Asian markets rose Monday after the encouraging news from the U.S. that the economy was regaining momentum to a certain extent and that Greece was showing improvement in complying with bailout requirements.
Japan's Nikkei Stock Average rose 1.74 percent or 149.01 points to 8704.12. Among major gainers were Inpex Corp (4.79 percent), FANUC Corp (4.75 percent) and Mazda Motor Corp (4.49 percent).
The Chinese Shanghai Composite rose 0.41 percent or 8.64 points to 2141.43. Hong Kong's Hang Seng was up 2.01 percent or 395.14 points to 20061.32. Among major gainers were Sino Land Co Ltd (4.69 percent) and CNOOC Ltd (3.13 percent).
South Korea’s KOSPI Composite Index rose 2.01 percent or 37.15 points to 1885.83. Shares of Samsung Electronics Co Ltd climbed 4.42 percent and shares of Hyundai Motor Co rose 0.86 percent.
India's BSE Sensex was up 0.67 percent or 115.12 points to 17313.02. Major gainers were Castrol India (3.04 percent), ONGC (1.34 percent) and HDFC Bank (1 percent).
The U.S. Bureau of Labor Statistics announced the nonfarm payrolls report Friday, which measures the change in the number of people employed during the previous month, excluding the farming industry.
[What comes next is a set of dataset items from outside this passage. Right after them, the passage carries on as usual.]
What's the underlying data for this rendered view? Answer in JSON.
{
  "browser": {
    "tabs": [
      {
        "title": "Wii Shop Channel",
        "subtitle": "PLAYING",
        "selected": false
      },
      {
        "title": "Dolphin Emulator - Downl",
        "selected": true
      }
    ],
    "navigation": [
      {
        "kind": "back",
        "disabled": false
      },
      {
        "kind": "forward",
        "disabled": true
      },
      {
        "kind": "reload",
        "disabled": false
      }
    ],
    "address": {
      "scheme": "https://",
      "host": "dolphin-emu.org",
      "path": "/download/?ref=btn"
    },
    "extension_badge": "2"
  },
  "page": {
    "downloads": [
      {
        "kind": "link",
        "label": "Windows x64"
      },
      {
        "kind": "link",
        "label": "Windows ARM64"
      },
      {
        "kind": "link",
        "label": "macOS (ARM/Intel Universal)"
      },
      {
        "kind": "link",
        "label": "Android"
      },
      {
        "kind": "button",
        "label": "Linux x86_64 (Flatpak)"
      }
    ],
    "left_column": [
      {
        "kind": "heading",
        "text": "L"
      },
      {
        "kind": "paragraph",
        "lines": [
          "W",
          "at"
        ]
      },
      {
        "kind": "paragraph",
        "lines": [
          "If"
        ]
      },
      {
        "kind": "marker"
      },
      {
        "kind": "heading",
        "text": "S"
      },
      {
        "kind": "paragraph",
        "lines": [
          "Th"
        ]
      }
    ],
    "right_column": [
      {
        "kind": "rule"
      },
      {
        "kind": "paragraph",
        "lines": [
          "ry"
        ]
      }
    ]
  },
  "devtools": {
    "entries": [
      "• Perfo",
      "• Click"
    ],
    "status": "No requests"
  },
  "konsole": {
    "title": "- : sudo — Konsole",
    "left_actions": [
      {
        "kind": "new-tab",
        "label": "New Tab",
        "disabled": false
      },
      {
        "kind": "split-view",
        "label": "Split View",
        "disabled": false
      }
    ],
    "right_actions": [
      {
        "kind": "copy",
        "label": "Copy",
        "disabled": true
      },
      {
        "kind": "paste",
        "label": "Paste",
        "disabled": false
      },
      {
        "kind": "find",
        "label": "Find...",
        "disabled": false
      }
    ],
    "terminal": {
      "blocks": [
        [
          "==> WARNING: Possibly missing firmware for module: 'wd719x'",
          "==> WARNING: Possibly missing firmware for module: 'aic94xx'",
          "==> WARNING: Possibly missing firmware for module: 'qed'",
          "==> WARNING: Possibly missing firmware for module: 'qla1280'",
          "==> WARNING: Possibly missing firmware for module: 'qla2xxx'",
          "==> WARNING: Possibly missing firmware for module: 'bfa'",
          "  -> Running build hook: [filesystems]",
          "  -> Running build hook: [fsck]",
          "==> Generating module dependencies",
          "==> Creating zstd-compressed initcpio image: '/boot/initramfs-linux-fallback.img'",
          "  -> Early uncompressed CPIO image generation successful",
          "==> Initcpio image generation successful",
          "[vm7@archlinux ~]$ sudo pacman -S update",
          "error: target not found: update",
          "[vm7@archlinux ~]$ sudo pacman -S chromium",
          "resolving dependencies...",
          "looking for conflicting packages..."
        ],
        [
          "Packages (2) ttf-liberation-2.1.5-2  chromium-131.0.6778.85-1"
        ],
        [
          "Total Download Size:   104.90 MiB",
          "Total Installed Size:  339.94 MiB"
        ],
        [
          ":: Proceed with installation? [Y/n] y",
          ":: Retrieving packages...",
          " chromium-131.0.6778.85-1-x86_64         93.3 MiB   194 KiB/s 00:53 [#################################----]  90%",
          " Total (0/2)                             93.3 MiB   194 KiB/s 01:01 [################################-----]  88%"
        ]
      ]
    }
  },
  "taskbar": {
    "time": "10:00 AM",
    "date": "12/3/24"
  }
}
The bigger than expected 163,000 increase in nonfarm payrolls in July should ease fears that of the U.S. economy following Europe into recession. It was expected to increase by 100,000 in July, up from 80,000 in June.
However, it could be a temporary effect as concerns about a possible slack the U.S. economy still persist. “Overall, July's gain in payrolls is obviously a vast improvement on what we've seen over the past few months. But equally it is still well short of the 250,000 plus gains we were seeing at the start of this year. It also isn't strong enough to drive the unemployment rate lower, which is what the Fed really wants to see. So, on balance, we doubt this would be enough to persuade the Fed to hold fire in September,” said Paul Ashworth, an economist at Capital Economics.
Another factor that lifted the market confidence was the report which showed that the troika comprising the European Commission, the European Central Bank and the International Monetary Fund saying that Greece was meeting the conditions to receive the bailout package. The troika officials noted that the coalition government in Greece was moving ahead in finding budget cuts required for continuing the bailout programme.